Pots - Containers of all types can be found from Walmart to Garden Ridge. Pick a container you don't mind looking at all summer on the patio but which is also hardy enough for your area's conditions.
A simple hand shovel - you don't need all those other pesky tools but they look nice if the other ladies come over.
Something to grow - Look seeds look so inviting in their little packages at the hardware and home store. But please remember that these same seeds are sold all over the country. Some plants grow well in some areas and others do not.. Before you buy seeds, consider if the particular strain does well in your climate and "zone" as they call it in gardening circles.
My suggestion is to buy some ready sprouted plants from the garden center. Further, start with herbs rather than big vegetables or fruits. Why? Herbs grow faster and even if they die, you still have the sprout to consume which should make you feel better about your first attempt at gardening!
Okay, herbs to start with that grow anywhere.
Mint - use in salads, tea or a ..mojito (Yum!!), mint grows fast, hardy and will produce again and again. And it makes things like your breath smell good.
Oregano - the staple of Mediterranean cooking, oregano grows well in almost any condition and as long as it receives plenty of sunlight and water, will produce long leaf covered stems of pungent leaves ready for spaghetti sauces...pair it with fresh lemon juice, olive oil, kosher salt, touch of honey and marinate shrimp.. toss it in a saute... a little pasta of choice..dinner party...with a nice buttery Chardonay, Proseco...or even end with a nice Limoncello!
Rosemary - this oily fragrant herb will remain green all year long (which is why it is often trimmed as a Christmas tree in some locations).
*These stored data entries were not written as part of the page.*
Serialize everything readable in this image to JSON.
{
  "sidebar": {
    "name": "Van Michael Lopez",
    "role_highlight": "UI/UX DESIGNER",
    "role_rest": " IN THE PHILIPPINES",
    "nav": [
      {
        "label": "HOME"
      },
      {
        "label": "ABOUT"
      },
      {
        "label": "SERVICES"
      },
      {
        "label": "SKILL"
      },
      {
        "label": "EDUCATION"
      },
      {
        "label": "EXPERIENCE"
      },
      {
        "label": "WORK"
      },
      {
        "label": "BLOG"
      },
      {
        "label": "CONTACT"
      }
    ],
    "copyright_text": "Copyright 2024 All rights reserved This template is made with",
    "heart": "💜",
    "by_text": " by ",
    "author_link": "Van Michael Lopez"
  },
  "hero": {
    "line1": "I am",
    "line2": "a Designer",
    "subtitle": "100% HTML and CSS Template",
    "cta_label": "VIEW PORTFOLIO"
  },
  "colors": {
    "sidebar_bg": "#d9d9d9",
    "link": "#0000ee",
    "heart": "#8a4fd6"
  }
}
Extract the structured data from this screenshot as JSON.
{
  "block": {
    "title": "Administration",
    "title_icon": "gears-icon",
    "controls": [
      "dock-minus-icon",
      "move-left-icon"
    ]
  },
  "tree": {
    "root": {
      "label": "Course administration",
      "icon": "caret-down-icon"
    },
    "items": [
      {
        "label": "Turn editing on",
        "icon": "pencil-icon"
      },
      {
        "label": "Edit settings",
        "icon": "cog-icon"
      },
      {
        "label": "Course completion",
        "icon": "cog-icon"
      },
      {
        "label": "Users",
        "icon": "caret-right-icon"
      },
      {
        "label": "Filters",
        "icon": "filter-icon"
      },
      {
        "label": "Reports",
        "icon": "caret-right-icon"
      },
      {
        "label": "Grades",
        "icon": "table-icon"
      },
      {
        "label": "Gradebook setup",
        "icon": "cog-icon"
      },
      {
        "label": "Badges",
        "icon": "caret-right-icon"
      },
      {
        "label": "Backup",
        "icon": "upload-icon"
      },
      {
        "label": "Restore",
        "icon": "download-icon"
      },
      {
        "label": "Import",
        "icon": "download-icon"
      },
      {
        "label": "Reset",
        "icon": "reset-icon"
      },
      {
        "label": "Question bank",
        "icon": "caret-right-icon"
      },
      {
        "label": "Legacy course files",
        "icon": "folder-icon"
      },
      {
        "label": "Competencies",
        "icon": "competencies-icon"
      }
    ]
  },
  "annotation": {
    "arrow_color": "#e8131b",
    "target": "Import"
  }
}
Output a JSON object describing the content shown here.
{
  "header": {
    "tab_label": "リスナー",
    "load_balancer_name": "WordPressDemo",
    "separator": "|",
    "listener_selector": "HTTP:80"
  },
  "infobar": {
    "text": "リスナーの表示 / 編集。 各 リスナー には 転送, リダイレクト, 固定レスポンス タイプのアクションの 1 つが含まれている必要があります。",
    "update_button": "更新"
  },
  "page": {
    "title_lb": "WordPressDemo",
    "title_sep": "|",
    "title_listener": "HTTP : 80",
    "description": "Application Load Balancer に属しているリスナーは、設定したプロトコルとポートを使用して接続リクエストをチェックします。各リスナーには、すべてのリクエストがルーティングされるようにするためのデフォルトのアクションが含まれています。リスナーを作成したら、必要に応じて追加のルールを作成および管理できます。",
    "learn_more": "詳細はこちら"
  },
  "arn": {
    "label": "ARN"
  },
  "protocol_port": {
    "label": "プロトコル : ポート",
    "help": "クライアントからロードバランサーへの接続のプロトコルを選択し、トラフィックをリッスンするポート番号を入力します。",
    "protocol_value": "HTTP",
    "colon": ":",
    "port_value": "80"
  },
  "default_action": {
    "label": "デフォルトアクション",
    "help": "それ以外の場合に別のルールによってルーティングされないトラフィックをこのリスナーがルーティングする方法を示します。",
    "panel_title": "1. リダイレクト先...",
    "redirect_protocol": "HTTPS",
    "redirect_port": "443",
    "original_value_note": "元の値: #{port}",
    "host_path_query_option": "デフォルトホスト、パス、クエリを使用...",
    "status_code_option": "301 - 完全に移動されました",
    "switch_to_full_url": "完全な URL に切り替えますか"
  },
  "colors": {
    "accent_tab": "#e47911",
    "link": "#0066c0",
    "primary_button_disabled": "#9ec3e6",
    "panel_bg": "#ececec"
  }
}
And rosemary can be used not only in cooking but as a sachet to hang around the house... Roasted rosemary red potatoes rock!
Basil - hardy and heat tolerant, basil is commonly found in Asian and Mediterranean cooking, Add a few leaves to a salad to spice it up. (Note: Basil is a large plant which will impress friends and visitors with your green thumb - size counts). I can taste the pesto now!
Thyme - a staple for cooking throughout the year, thyme is fine leaf which tastes better fresh than dry... Chicken anyone?
Chives - almost a vegetable but easy to grow as herbs. These onion flavored spices can be used in bake potatoes, soups and salads...hmm really good in the classic omelet!
Finally, put your containers in full sun for 6-8 hours a day. Rotate the pots from time to time to increase production and exposure to the sun. Most of all, water daily! If you travel this summer, have a friend or neighbor water your new babies while you are away!
One suggestion I saw looked garden challenged proof:
A three tiered wire basket hanging near the sunlight from the kitchen door. I have one of those!
Each basket is lined with well soaked sphagnum moss, coco fiber, or burlap... hmm.. I am sure they have customer service at some garden center...I beg for help really well!
Then fill each basket with soil... as stated above... then transfer herbs from 4-inch containers into your ready made baskets.
Hmmm... I think I will try this... it really looks adorable (and easy)! Maybe I won't kill it... there are always prayers..
With a container garden, any mother can start her own mini farm in the smallest space and feel closer to the earth and nature.... Whatever.... Go buy the big straw hat, put your hair in braids and invite me over and gloat. Did I tell you I can kill grass with out trying?